Il filoBanche e istituti di credito possono essere antipatici al nuovo potere. «Non torniamo indietro per sette od otto banche», ha detto Luigi Di Maio di fronte alla caduta dei titoli in Borsa. Ma il Tesoro ha bisogno, in questo momento, del loro aiuto. Un estremo paradosso. Sono loro che tengono teso il filo sul quale l’improvvido acrobata governativo si è avventurato. Il successo delle prossime aste di titoli pubblici dipende soprattutto dalla loro disponibilità a sottoscrivere i titoli pubblici. Mercoledì scorso il collocamento di 6 miliardi di Bot a sei mesi è avvenuto a un tasso vicino all’1%. Ad aprile era ancora in negativo. Il costo supplementare per il Tesoro è cresciuto di 30 milioni per ogni miliardo emesso. Giovedì i Btp a tre anni sono stati venduti a un tasso del 2,51%, in netta ascesa rispetto all’1,20 del mese precedente. Il costo degli interessi per ogni miliardo emesso è passato, in soli 30 giorni, da 12 a 25 milioni.
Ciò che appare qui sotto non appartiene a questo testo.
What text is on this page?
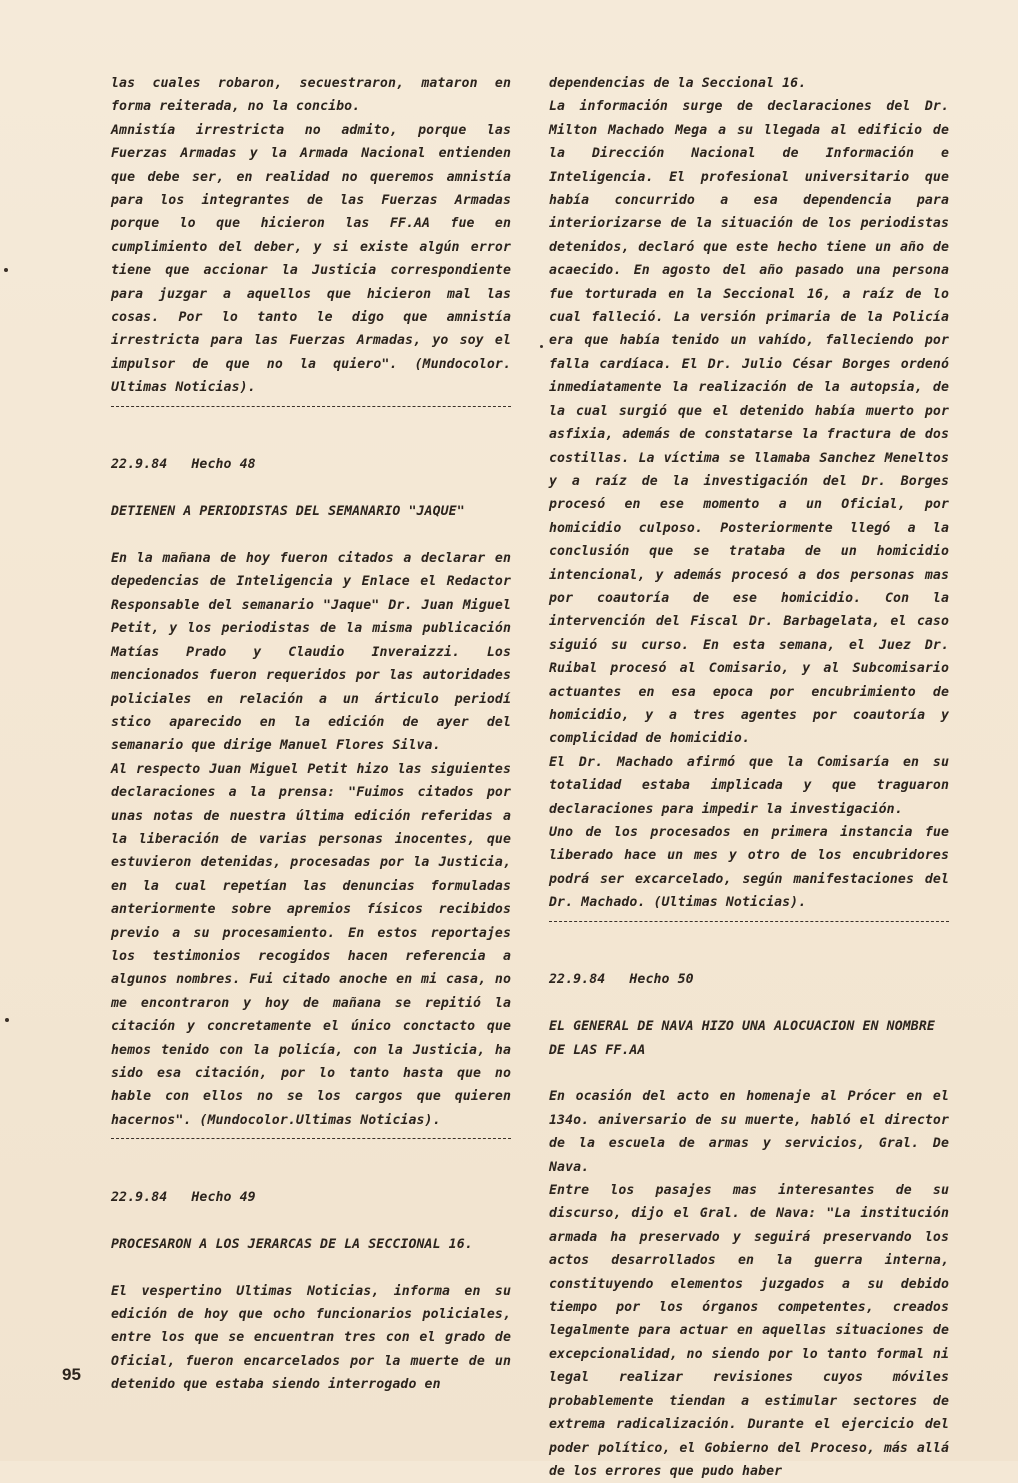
las cuales robaron, secuestraron, mataron en forma reiterada, no la concibo.

Amnistía irrestricta no admito, porque las Fuerzas Armadas y la Armada Nacional entienden que debe ser, en realidad no queremos amnistía para los integrantes de las Fuerzas Armadas porque lo que hicieron las FF.AA fue en cumplimiento del deber, y si existe algún error tiene que accionar la Justicia correspondiente para juzgar a aquellos que hicieron mal las cosas. Por lo tanto le digo que amnistía irrestricta para las Fuerzas Armadas, yo soy el impulsor de que no la quiero". (Mundocolor. Ultimas Noticias).

22.9.84   Hecho 48

DETIENEN A PERIODISTAS DEL SEMANARIO "JAQUE"

En la mañana de hoy fueron citados a declarar en depedencias de Inteligencia y Enlace el Redactor Responsable del semanario "Jaque" Dr. Juan Miguel Petit, y los periodistas de la misma publicación Matías Prado y Claudio Inveraizzi. Los mencionados fueron requeridos por las autoridades policiales en relación a un árticulo periodí stico aparecido en la edición de ayer del semanario que dirige Manuel Flores Silva.

Al respecto Juan Miguel Petit hizo las siguientes declaraciones a la prensa: "Fuimos citados por unas notas de nuestra última edición referidas a la liberación de varias personas inocentes, que estuvieron detenidas, procesadas por la Justicia, en la cual repetían las denuncias formuladas anteriormente sobre apremios físicos recibidos previo a su procesamiento. En estos reportajes los testimonios recogidos hacen referencia a algunos nombres. Fui citado anoche en mi casa, no me encontraron y hoy de mañana se repitió la citación y concretamente el único conctacto que hemos tenido con la policía, con la Justicia, ha sido esa citación, por lo tanto hasta que no hable con ellos no se los cargos que quieren hacernos". (Mundocolor.Ultimas Noticias).

22.9.84   Hecho 49

PROCESARON A LOS JERARCAS DE LA SECCIONAL 16.

El vespertino Ultimas Noticias, informa en su edición de hoy que ocho funcionarios policiales, entre los que se encuentran tres con el grado de Oficial, fueron encarcelados por la muerte de un detenido que estaba siendo interrogado en

dependencias de la Seccional 16.

La información surge de declaraciones del Dr. Milton Machado Mega a su llegada al edificio de la Dirección Nacional de Información e Inteligencia. El profesional universitario que había concurrido a esa dependencia para interiorizarse de la situación de los periodistas detenidos, declaró que este hecho tiene un año de acaecido. En agosto del año pasado una persona fue torturada en la Seccional 16, a raíz de lo cual falleció. La versión primaria de la Policía era que había tenido un vahído, falleciendo por falla cardíaca. El Dr. Julio César Borges ordenó inmediatamente la realización de la autopsia, de la cual surgió que el detenido había muerto por asfixia, además de constatarse la fractura de dos costillas. La víctima se llamaba Sanchez Meneltos y a raíz de la investigación del Dr. Borges procesó en ese momento a un Oficial, por homicidio culposo. Posteriormente llegó a la conclusión que se trataba de un homicidio intencional, y además procesó a dos personas mas por coautoría de ese homicidio. Con la intervención del Fiscal Dr. Barbagelata, el caso siguió su curso. En esta semana, el Juez Dr. Ruibal procesó al Comisario, y al Subcomisario actuantes en esa epoca por encubrimiento de homicidio, y a tres agentes por coautoría y complicidad de homicidio.

El Dr. Machado afirmó que la Comisaría en su totalidad estaba implicada y que traguaron declaraciones para impedir la investigación.

Uno de los procesados en primera instancia fue liberado hace un mes y otro de los encubridores podrá ser excarcelado, según manifestaciones del Dr. Machado. (Ultimas Noticias).

22.9.84   Hecho 50

EL GENERAL DE NAVA HIZO UNA ALOCUACION EN NOMBRE DE LAS FF.AA

En ocasión del acto en homenaje al Prócer en el 134o. aniversario de su muerte, habló el director de la escuela de armas y servicios, Gral. De Nava.

Entre los pasajes mas interesantes de su discurso, dijo el Gral. de Nava: "La institución armada ha preservado y seguirá preservando los actos desarrollados en la guerra interna, constituyendo elementos juzgados a su debido tiempo por los órganos competentes, creados legalmente para actuar en aquellas situaciones de excepcionalidad, no siendo por lo tanto formal ni legal realizar revisiones cuyos móviles probablemente tiendan a estimular sectores de extrema radicalización. Durante el ejercicio del poder político, el Gobierno del Proceso, más allá de los errores que pudo haber

95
In entrambi i casi banche e assicurazioni sono state sollecitate a intervenire. Non si sa se abbiano fatto il dovuto o qualcosa in più. Speriamo nella prima ipotesi.
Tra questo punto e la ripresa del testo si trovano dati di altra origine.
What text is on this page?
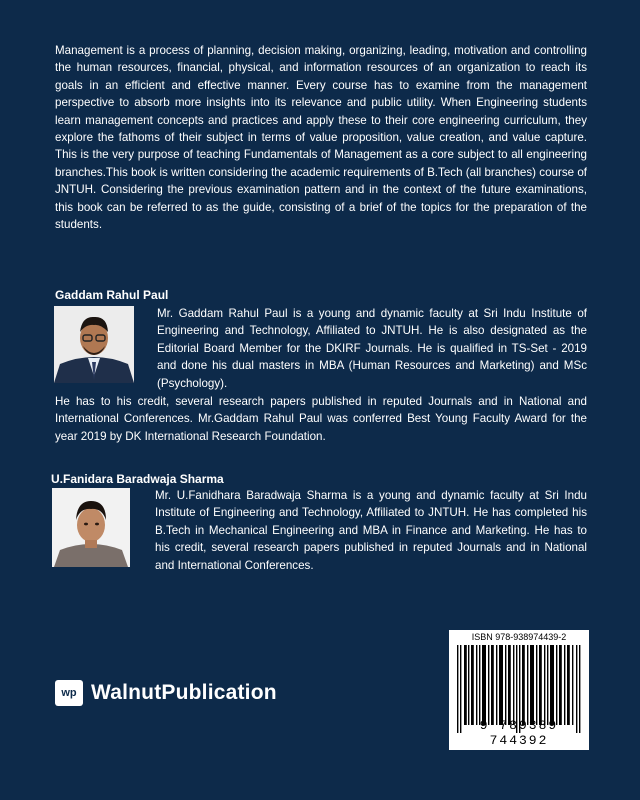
Management is a process of planning, decision making, organizing, leading, motivation and controlling the human resources, financial, physical, and information resources of an organization to reach its goals in an efficient and effective manner. Every course has to examine from the management perspective to absorb more insights into its relevance and public utility. When Engineering students learn management concepts and practices and apply these to their core engineering curriculum, they explore the fathoms of their subject in terms of value proposition, value creation, and value capture. This is the very purpose of teaching Fundamentals of Management as a core subject to all engineering branches.This book is written considering the academic requirements of B.Tech (all branches) course of JNTUH. Considering the previous examination pattern and in the context of the future examinations, this book can be referred to as the guide, consisting of a brief of the topics for the preparation of the students.

Gaddam Rahul Paul

Mr. Gaddam Rahul Paul is a young and dynamic faculty at Sri Indu Institute of Engineering and Technology, Affiliated to JNTUH. He is also designated as the Editorial Board Member for the DKIRF Journals. He is qualified in TS-Set - 2019 and done his dual masters in MBA (Human Resources and Marketing) and MSc (Psychology).

He has to his credit, several research papers published in reputed Journals and in National and International Conferences. Mr.Gaddam Rahul Paul was conferred Best Young Faculty Award for the year 2019 by DK International Research Foundation.

U.Fanidara Baradwaja Sharma

Mr. U.Fanidhara Baradwaja Sharma is a young and dynamic faculty at Sri Indu Institute of Engineering and Technology, Affiliated to JNTUH. He has completed his B.Tech in Mechanical Engineering and MBA in Finance and Marketing. He has to his credit, several research papers published in reputed Journals and in National and International Conferences.

ISBN 978-938974439-2
9 789389 744392
wp WalnutPublication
Secondo una ricerca di Banca Imi, il fabbisogno da finanziare nel 2019 è stimato in 63 miliardi. Le emissioni lorde oscilleranno tra i 410-420 miliardi, di cui poco più di 200 a medio e lungo termine. Gli acquisti della Bce, con l’esaurirsi del Quantitative Easing, saranno limitati al rinnovo dei titoli in scadenza. Tra il marzo del 2015 e la scorsa fine di settembre, Francoforte ha comperato, insieme alla Banca d’Italia, titoli governativi e di agenzie italiani per 360 miliardi. L’ampiezza di questi «numerini» dovrebbe indurre alla massima prudenza. Indebolendo con fuoco amico banche e assicurazioni, il governo falcidia la platea che acquista i propri titoli con i risparmi degli italiani. Anche in un’ottica meramente sovranista, appare una tattica suicida. «Il mercato— sostiene Andrew Lawford, partner di Mazziero Research, società specializzata che monitora i conti pubblici — guarda al rapporto tra l’esposizione al debito sovrano e il patrimonio netto soprattutto delle banche. Un progressivo deterioramento incide direttamente sul requisito minimo patrimoniale (Cet1) richiesto dalla Bce. Crea problemi agli azionisti, ostacola lo smaltimento dei crediti in sofferenza, inaridisce i prestiti alle famiglie e alle imprese». Intesa Sanpaolo, la più grande banca italiana, ha perso dall’inizio dell’anno circa il 20% in Borsa. La capitalizzazione è oggi intorno ai 36 miliardi. Superiore, nonostante tutto, a quella di molti concorrenti internazionali. Al 30 giugno aveva a bilancio 75 miliardi di titoli di stato italiani (28 di proprietà diretta, gli altri delle gestioni) a fronte di un patrimonio netto di 51. Monte Paschi, tra le più deboli, 21 miliardi di titoli di Stato con un patrimonio netto inferiore ai 9. Il gruppo Generali, sempre al 30 giugno, 64 miliardi a fronte di 26. La Cattolica 14 miliardi in titoli con poco più di due di patrimonio netto. Il filo che regge l’economia italiana è ancora più sottile e fragile.